From a strategy point of view, Maginn says, firms need to determine in advance what they want to get out of social networking and what's possible based on the regulations imposed on the financial services industry.

He says there are two different ways a firm can use social media: internally or externally, although these are not mutually exclusive, "Are you going to deal with your clients and your prospects? Are you going to deal with people within the firm? Or do you want to concentrate on both at once?"

Although no one has yet been able to calculate the return on investment (ROI) of social networking, Maginn says that there have been some "great examples" of companies benefiting from the use of social networking on an internal basis.

"We saw that Network World and IntranetBlog both noted that T. Rowe Price was using a series of wikis and RSS feeds, as well as some additional social media elements for training employees," he says. "They have a group of people come in each year during tax season, and found that they were answering the same questions over and over again."
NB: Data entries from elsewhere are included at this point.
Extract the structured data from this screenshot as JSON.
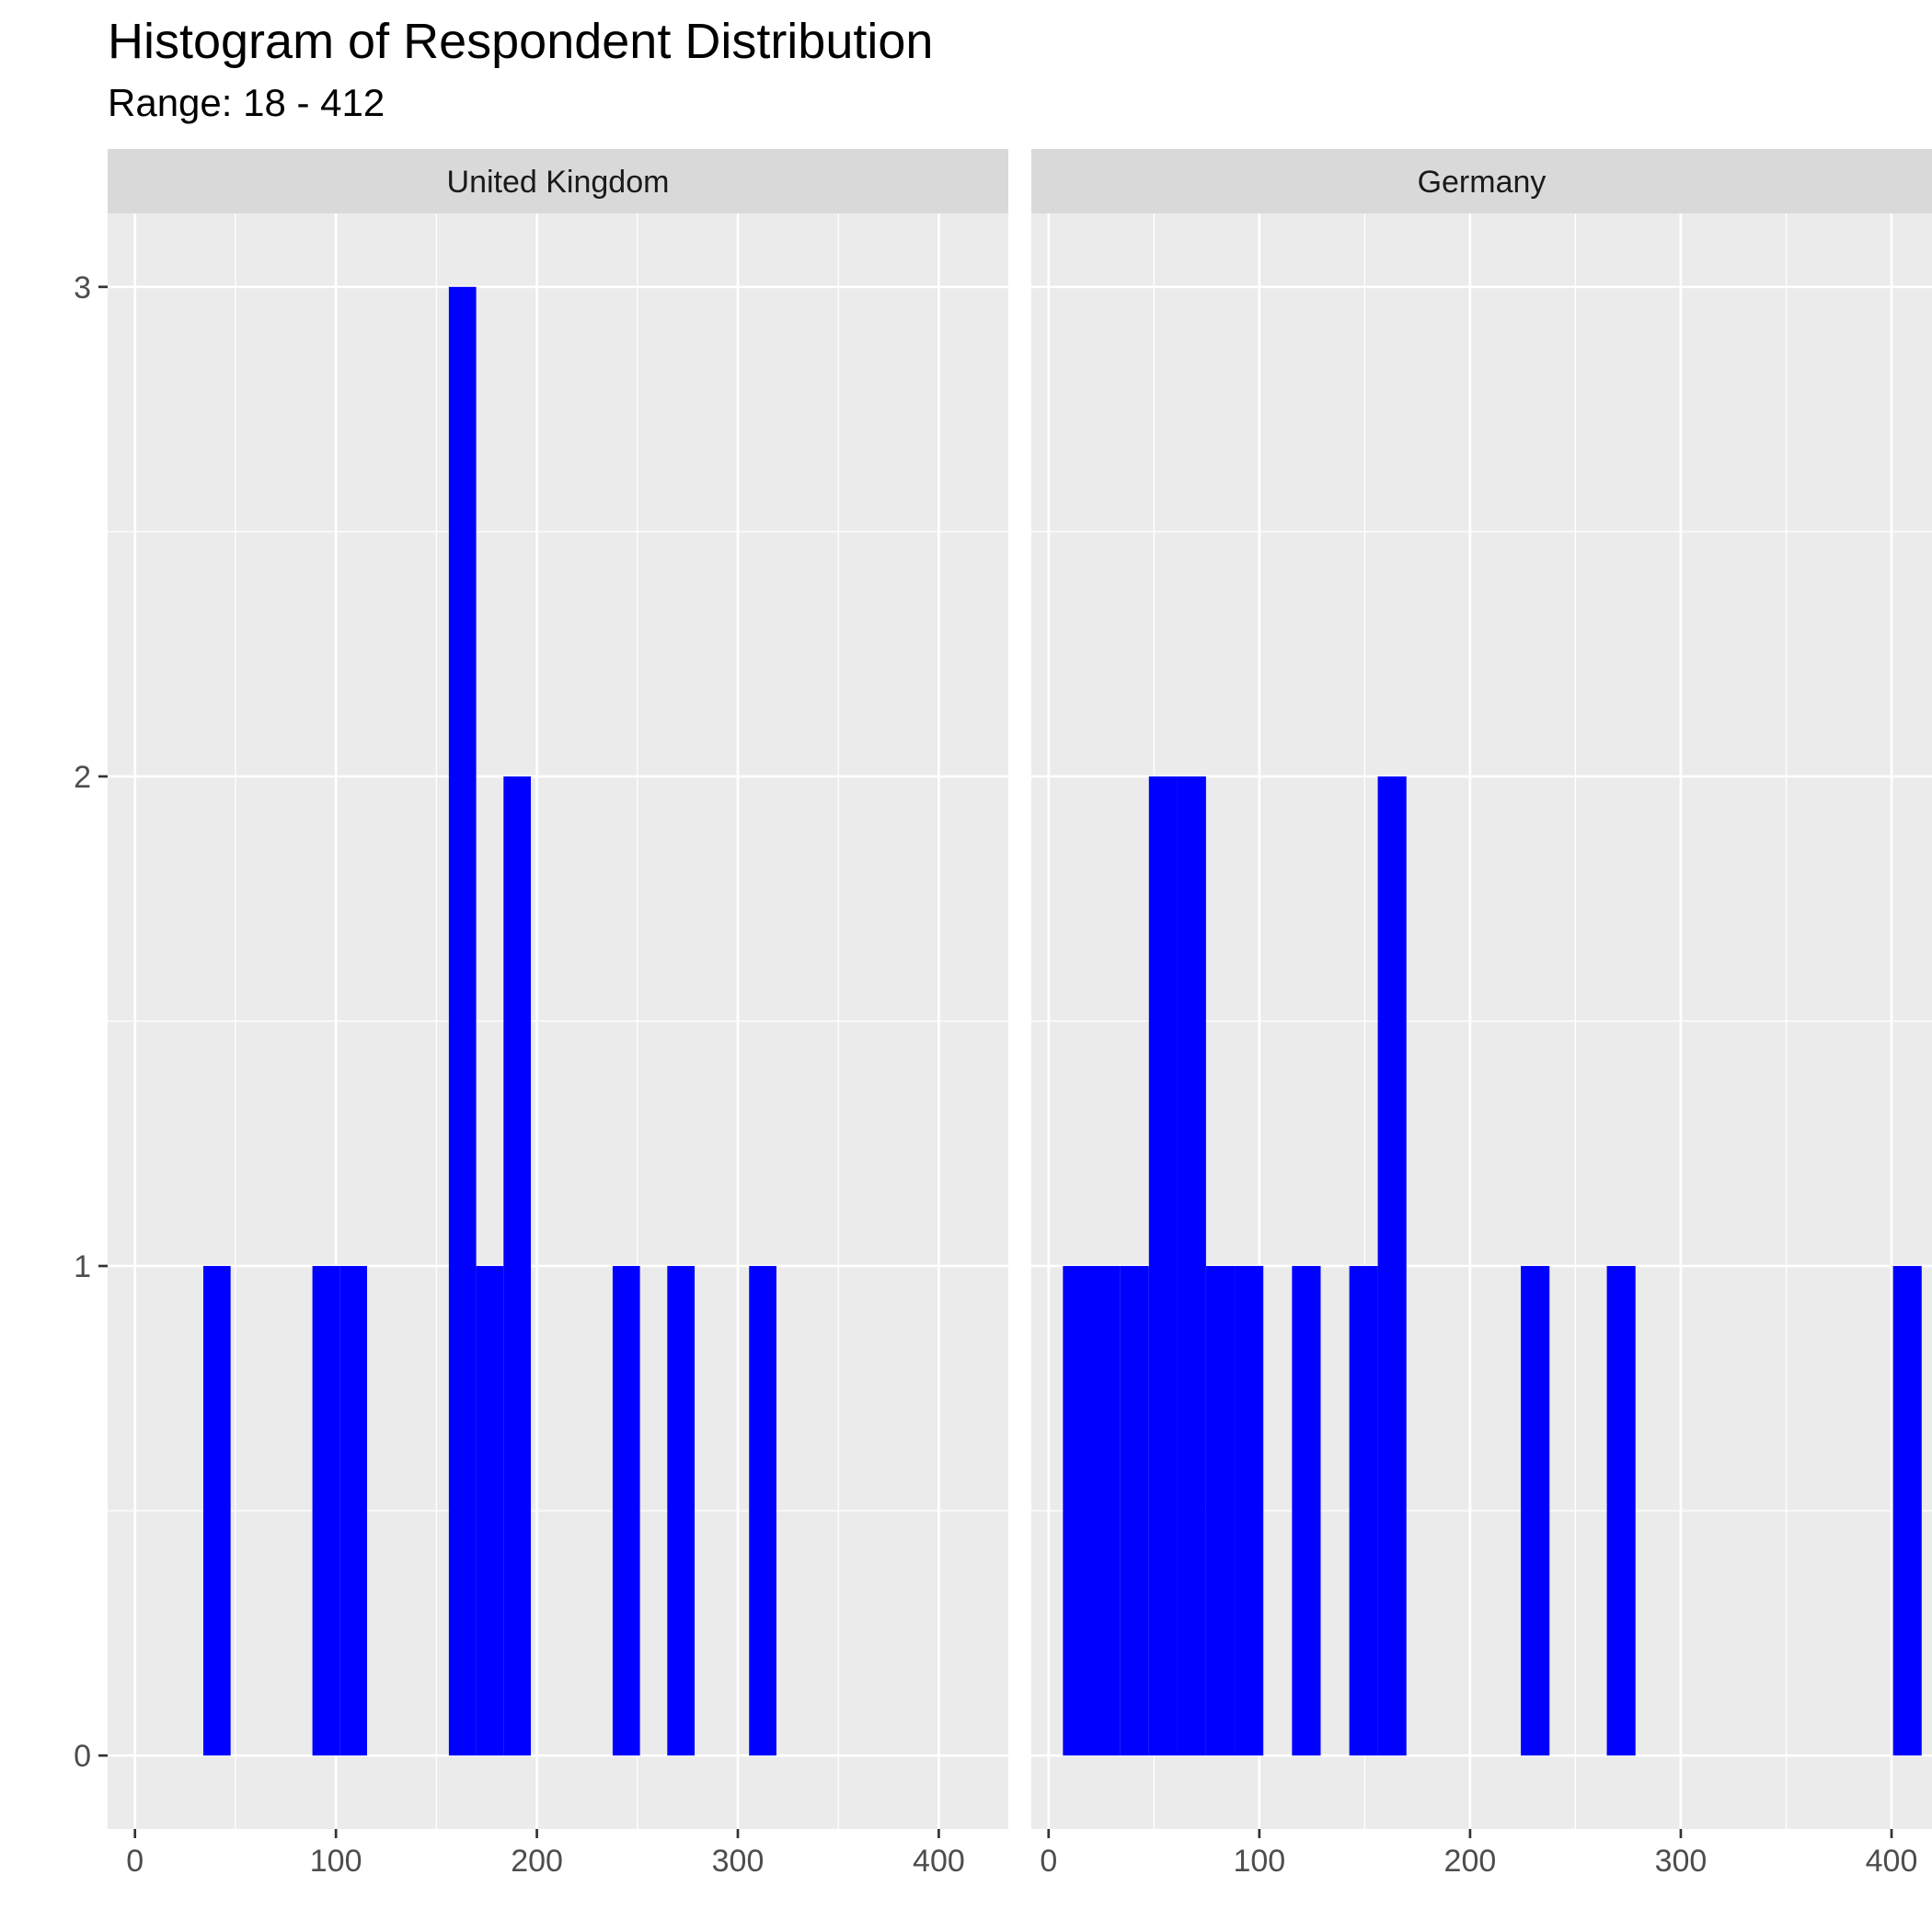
{
  "chart_data": {
    "type": "bar",
    "title": "Histogram of Respondent Distribution",
    "subtitle": "Range: 18 - 412",
    "xlabel": "",
    "ylabel": "",
    "binwidth": 13.58,
    "ylim": [
      -0.15,
      3.15
    ],
    "y_ticks": [
      0,
      1,
      2,
      3
    ],
    "x_ticks": [
      0,
      100,
      200,
      300,
      400
    ],
    "grid": true,
    "legend": "none",
    "panels": [
      {
        "name": "United Kingdom",
        "xlim": [
          -13.6,
          434.6
        ],
        "bins": [
          {
            "x0": 34.0,
            "x1": 47.6,
            "count": 1
          },
          {
            "x0": 88.3,
            "x1": 101.9,
            "count": 1
          },
          {
            "x0": 101.9,
            "x1": 115.5,
            "count": 1
          },
          {
            "x0": 156.2,
            "x1": 169.8,
            "count": 3
          },
          {
            "x0": 169.8,
            "x1": 183.4,
            "count": 1
          },
          {
            "x0": 183.4,
            "x1": 197.0,
            "count": 2
          },
          {
            "x0": 237.7,
            "x1": 251.3,
            "count": 1
          },
          {
            "x0": 264.9,
            "x1": 278.5,
            "count": 1
          },
          {
            "x0": 305.6,
            "x1": 319.2,
            "count": 1
          }
        ]
      },
      {
        "name": "Germany",
        "xlim": [
          -8.2,
          419.2
        ],
        "bins": [
          {
            "x0": 6.8,
            "x1": 20.4,
            "count": 1
          },
          {
            "x0": 20.4,
            "x1": 34.0,
            "count": 1
          },
          {
            "x0": 34.0,
            "x1": 47.6,
            "count": 1
          },
          {
            "x0": 47.6,
            "x1": 61.2,
            "count": 2
          },
          {
            "x0": 61.2,
            "x1": 74.7,
            "count": 2
          },
          {
            "x0": 74.7,
            "x1": 88.3,
            "count": 1
          },
          {
            "x0": 88.3,
            "x1": 101.9,
            "count": 1
          },
          {
            "x0": 115.5,
            "x1": 129.1,
            "count": 1
          },
          {
            "x0": 142.7,
            "x1": 156.2,
            "count": 1
          },
          {
            "x0": 156.2,
            "x1": 169.8,
            "count": 2
          },
          {
            "x0": 224.1,
            "x1": 237.7,
            "count": 1
          },
          {
            "x0": 264.9,
            "x1": 278.5,
            "count": 1
          },
          {
            "x0": 400.7,
            "x1": 414.3,
            "count": 1
          }
        ]
      }
    ],
    "colors": {
      "bar_fill": "#0000ff",
      "panel_background": "#ebebeb",
      "grid_major": "#ffffff",
      "strip_background": "#d9d9d9",
      "tick_text": "#4d4d4d",
      "axis_tick": "#333333"
    }
  }
}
So they built a Wikipedia-style resource with input from the group as questions came up. Then employees were able to subscribe to it and research certain topics through RSS feeds. Maginn says the project reduced the time and effort used to train these people.
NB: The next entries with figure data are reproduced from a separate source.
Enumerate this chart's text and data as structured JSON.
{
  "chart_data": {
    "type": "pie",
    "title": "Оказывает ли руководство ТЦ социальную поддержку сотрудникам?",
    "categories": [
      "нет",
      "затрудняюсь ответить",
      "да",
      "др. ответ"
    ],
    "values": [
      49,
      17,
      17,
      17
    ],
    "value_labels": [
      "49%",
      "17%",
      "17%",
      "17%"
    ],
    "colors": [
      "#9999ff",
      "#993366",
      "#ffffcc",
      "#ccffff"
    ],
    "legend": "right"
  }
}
"I think the collaborative effects and the efficiency can be dramatic," Maginn says.

Still, everyone seems to agree that social media is in its infancy, and some networking sites have lost steam or folded while others continue to jockey for top position.

"We are looking closely at this channel but don't have any solid plans yet because it's changing so fast. There are so many new things coming and going," says Ken Yarbrough, senior vice president and Director of Retirement Strategies at Atlanta-based SunTrust Banks, Inc.

Yarbrough has been keeping his eye in particular on retirement and boomer-related sites.

"Some of the statistics are incredibly appealing," he says. "For instance, the fastest growing segment of Facebook users is 50-plus." But Yarbrough says there's still a lot of uncertainty. "There doesn't seem to be a clear leader; there doesn't seem to be a clear place where people are going for retirement information."

He says there are definitely compliance issues to address as well. "It's very hard to do any kind of 'know your customer' vetting because you don't know who you're talking to."

Check with you bank or broker/dealer to find out if there is a policy regarding the use of social media. SEC and FINRA guidelines can impact how you conduct business through these sites.

Kip Gregory

Yarbrough also notes that "there's been a lot of pushback—on Facebook particularly—when companies have tried to do a 'sales job' on Facebook users." So SunTrust has purposely stayed away from any communication that might cause such a backlash.

Does he think social media might be advantageous as a way to attract the Generation X and Y populations? "Yes, I do. I see benefit in going after the boomer generation as well. I think that they are very much a wired community. We use email and other online tools to reach that community," he says.

Social networking, too, has spawned a powerful "viral word of mouth" that could have implications for financial advisors as well. If you are a good financial services provider or a good advisor—or a bad one—that information will start showing up in blogs and on other sites, Yarbrough explains.

In the meantime, he continues to talk to peers and competitors. "Everybody's trying to figure out what's the right way to do this or how to do this. And I haven't heard of anybody yet who's cracked the code."

Corporate Insight's Maginn suggests a more aggressive approach. "A firm can't keep their head in the sand about this. They really need to come up with a strategy and do it soon. They need to get out there and start monitoring it at the very least."

He says firms can continue to develop their strategies over time because "there's still a huge learning curve for everyone."